Homework 1 asks you to write a program that analyzes written text. The text will come from a file. The kind of analysis I am interested is:
- count the number of words in the text
- count the number of distinct words in the text
- the X most used words and their frequencies (X will be a number supplied by the user)
- the X most used words that are greater than or equal to Y letters and their frequencies (X and Y will be numbers supplied by the user)
- words that are only used X times (X will be a number supplied by the user)
You should convert all characters in each of the words to lowercase letters. When performing your analysis you will strip any character that is not an alphabetic or numeric character from the word. So, if you read in a word that ends a sentence like “character.” you will strip the period and the word will be “character” by itself.
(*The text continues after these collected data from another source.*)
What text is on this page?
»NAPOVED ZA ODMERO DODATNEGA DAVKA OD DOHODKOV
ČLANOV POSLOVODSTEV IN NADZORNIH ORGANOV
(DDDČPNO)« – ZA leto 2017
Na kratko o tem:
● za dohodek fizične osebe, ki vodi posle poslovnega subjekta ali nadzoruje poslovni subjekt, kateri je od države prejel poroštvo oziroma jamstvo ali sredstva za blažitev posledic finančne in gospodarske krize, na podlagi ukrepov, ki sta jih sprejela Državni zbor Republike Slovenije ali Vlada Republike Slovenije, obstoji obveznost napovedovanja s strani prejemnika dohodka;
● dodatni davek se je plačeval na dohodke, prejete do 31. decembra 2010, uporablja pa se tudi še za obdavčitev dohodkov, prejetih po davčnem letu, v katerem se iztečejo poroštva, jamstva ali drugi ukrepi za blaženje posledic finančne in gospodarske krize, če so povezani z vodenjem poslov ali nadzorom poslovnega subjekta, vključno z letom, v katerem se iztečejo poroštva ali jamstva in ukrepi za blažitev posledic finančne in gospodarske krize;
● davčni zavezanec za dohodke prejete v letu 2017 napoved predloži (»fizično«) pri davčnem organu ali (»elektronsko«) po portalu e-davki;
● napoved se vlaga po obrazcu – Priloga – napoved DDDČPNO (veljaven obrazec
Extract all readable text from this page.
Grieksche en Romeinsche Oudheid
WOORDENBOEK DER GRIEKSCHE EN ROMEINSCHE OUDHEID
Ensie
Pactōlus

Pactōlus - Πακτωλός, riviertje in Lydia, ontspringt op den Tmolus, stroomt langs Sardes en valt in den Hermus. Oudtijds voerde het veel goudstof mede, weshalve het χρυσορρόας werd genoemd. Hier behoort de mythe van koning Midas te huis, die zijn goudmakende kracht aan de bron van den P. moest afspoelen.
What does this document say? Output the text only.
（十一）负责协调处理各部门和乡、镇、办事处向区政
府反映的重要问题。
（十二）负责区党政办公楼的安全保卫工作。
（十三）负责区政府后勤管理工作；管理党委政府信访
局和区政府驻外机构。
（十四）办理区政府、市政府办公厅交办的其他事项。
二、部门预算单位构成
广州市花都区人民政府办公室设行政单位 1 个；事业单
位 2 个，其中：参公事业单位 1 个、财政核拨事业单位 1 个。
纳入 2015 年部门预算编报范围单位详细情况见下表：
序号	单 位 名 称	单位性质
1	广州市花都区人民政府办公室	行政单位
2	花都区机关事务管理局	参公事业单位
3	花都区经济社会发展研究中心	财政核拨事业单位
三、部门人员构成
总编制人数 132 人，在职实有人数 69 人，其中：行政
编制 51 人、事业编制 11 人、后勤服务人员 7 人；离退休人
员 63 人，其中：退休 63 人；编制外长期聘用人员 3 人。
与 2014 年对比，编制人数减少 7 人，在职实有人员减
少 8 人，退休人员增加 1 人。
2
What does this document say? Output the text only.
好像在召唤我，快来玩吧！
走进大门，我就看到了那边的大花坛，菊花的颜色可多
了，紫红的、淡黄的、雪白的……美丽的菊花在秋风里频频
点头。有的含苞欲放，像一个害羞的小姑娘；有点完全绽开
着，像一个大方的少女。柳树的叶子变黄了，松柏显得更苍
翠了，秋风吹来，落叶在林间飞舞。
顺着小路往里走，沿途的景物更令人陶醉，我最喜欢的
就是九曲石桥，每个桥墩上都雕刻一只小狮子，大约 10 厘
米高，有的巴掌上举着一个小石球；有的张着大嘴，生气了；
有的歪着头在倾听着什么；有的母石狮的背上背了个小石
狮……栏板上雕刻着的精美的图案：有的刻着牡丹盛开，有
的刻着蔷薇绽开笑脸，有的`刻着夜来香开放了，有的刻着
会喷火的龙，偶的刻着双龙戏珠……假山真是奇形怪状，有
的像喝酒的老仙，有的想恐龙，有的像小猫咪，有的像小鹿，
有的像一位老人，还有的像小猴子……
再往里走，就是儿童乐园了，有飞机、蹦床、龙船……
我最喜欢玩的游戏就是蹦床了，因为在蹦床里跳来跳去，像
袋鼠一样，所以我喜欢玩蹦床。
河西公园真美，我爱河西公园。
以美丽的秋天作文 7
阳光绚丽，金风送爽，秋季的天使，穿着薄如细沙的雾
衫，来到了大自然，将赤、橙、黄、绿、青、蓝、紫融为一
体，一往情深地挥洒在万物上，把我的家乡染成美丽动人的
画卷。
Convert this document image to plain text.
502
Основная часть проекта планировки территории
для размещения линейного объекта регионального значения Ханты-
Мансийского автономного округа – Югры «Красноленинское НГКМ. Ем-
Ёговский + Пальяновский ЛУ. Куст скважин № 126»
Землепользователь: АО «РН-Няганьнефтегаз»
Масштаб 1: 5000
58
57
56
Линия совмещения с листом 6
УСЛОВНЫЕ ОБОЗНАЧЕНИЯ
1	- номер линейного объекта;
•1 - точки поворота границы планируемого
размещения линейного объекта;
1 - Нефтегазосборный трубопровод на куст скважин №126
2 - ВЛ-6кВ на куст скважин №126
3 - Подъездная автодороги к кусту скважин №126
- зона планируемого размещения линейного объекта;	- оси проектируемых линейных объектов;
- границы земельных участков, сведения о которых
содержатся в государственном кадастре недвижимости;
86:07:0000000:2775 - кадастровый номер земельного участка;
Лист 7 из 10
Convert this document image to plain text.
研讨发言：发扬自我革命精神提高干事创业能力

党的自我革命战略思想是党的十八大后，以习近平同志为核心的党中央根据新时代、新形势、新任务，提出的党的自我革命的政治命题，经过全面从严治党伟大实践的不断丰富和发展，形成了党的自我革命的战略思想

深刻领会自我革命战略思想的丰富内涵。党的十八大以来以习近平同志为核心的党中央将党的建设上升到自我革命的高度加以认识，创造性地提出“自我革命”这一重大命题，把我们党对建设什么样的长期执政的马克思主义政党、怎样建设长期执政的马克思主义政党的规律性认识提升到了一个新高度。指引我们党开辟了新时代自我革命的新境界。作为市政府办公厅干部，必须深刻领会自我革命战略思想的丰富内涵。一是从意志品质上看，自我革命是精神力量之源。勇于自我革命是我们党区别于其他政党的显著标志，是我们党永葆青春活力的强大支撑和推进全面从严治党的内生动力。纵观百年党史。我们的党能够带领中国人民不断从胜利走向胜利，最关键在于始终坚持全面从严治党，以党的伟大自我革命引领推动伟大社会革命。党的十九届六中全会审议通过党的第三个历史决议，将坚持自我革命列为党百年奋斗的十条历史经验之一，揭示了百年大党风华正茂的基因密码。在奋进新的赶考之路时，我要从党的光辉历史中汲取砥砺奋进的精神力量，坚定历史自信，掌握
I am attaching two very large files to test the program with (you should begin with a much smaller file to test your program initially):
George Orwell’s 1984 (attached, please use this text document for the project).
These are the things I will be looking for when I am grading the assignment:
- Can you read in and count all the words from the file?
- Is the distinct word count correct?
- Do you strip punctuation and convert each word to lowercase?
- Are the frequencies correct?
- What approach did you take to store data (vectors, arrays, repeats)?
- How efficiently did you search for existing words?
NOTE: Needs to be modular (separate functions for each process. MUST use inFile, vectors, and ABSOLUTELY binary search, this is an absolute requirement.
P.S.: Well written comments is necessary to explain how the program is working.
Project due by 9-9:30pm Chicago time, latest time 10pm Chicago time (the current time is 7:22pm).